Critically review pandemic strategy
Dr. Eberhard Laas, Facharzt für Allgemeinmedizin, Großheubach
Der Hausarzt, 07, 20.04.20
The disease with the coronavirus is on everyone’s lips. According to what is known so far, this disease can certainly be compared with the viral flu (influenza) in terms of infectivity, course of the disease and mortality. In a particularly serious influenza epidemic in 1995/96, there were about 30,000 flu deaths (approx. 3.5 percent) among the 800,000 who died in Germany. During my work as a general practitioner, more than 150 patients came to my practice every day for about two weeks during severe influenza epidemics, house calls increased to 20 per day. Laboratory tests for influenza were rarely carried out at the beginning of the epidemic, as they were of no importance to the treating physician. There were no deaths from influenza without concomitant diseases. Hospital admissions due to influenza were generally not made. Painkillers, antipyretics and cough blockers were prescribed. The flu epidemics in my practice ended abruptly after two to three weeks, because after about ten days probably all the patients I was looking after had had contact with the virus. The decisive difference to the current approach to the corona pandemic was that we general practitioners were naturally responsible for treating a viral flu and not virologists, civil servants and politicians. Our family doctor system passed its test.

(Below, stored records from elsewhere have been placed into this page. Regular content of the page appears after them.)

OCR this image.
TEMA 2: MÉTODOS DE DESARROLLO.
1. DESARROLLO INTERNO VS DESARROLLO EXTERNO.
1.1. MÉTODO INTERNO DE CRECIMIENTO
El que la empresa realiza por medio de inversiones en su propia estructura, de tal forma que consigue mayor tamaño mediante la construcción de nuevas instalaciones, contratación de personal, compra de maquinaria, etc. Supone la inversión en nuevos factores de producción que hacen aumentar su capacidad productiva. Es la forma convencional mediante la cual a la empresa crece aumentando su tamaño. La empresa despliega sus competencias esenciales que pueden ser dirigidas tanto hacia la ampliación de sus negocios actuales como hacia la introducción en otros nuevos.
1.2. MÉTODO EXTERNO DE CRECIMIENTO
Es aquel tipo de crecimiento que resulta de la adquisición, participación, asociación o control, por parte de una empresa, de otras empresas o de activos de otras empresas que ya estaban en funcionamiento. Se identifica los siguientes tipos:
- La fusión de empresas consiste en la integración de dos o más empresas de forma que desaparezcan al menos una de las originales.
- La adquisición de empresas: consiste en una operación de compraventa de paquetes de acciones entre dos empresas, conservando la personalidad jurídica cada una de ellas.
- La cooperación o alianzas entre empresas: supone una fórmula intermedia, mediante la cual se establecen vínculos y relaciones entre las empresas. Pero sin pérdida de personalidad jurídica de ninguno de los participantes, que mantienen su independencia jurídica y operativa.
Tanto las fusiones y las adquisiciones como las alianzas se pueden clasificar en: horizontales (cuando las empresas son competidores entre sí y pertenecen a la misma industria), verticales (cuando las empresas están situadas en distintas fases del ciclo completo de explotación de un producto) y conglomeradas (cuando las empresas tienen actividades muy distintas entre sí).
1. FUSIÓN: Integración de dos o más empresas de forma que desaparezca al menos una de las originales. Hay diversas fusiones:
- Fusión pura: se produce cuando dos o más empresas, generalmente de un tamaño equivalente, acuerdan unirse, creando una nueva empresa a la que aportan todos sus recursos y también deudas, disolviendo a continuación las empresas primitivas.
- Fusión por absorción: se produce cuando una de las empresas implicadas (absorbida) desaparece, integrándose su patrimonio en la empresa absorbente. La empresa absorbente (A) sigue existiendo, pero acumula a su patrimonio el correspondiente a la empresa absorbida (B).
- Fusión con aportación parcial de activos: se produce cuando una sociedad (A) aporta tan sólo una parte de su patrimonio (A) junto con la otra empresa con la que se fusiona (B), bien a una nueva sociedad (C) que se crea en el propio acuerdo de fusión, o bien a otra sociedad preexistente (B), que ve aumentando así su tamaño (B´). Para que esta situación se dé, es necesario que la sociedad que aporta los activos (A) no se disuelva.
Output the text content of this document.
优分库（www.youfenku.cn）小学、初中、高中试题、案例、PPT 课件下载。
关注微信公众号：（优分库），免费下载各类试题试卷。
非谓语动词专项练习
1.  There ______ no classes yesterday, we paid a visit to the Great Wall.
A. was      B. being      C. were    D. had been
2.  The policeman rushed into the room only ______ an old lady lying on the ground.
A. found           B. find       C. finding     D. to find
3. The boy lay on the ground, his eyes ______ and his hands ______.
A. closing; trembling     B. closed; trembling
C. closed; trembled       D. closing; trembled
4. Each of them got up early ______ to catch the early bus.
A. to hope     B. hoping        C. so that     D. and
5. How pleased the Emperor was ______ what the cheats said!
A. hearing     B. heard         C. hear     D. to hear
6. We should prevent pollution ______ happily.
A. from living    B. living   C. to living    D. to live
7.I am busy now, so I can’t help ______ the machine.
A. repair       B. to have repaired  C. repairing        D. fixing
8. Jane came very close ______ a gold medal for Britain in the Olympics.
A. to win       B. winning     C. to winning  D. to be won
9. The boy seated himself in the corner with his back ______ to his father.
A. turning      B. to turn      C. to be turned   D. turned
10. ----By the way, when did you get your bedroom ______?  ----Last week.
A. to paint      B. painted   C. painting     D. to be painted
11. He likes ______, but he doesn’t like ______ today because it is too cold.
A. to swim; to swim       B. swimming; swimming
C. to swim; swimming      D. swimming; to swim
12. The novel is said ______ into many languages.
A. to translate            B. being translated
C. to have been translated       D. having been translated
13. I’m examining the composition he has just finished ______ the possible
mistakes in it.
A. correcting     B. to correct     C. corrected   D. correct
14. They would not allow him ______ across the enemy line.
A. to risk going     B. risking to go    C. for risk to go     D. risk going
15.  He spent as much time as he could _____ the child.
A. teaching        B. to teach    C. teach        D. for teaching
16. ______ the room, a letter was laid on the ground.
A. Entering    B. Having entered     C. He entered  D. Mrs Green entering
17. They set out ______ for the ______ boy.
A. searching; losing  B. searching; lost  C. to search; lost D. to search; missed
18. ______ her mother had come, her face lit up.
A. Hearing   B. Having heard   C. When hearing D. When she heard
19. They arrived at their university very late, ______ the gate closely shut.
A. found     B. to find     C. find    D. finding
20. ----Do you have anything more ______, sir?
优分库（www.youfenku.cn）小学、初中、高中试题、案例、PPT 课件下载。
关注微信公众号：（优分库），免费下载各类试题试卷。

There was no economic crisis, the shares did not plummet, there was toilet paper and canned food in the shops, and the treatment was almost cost-neutral when budgeted. Patients felt that they were in good hands with us general practitioners and behaved extremely level-headedly. My „ladies“ (practice staff) organized the changed practice procedure calmly and professionally. I very much hope that after the coronavirus pandemic has subsided, a critical examination will be made of whether the current treatment strategy was really sensible compared to the past. The next flu epidemic is sure to come.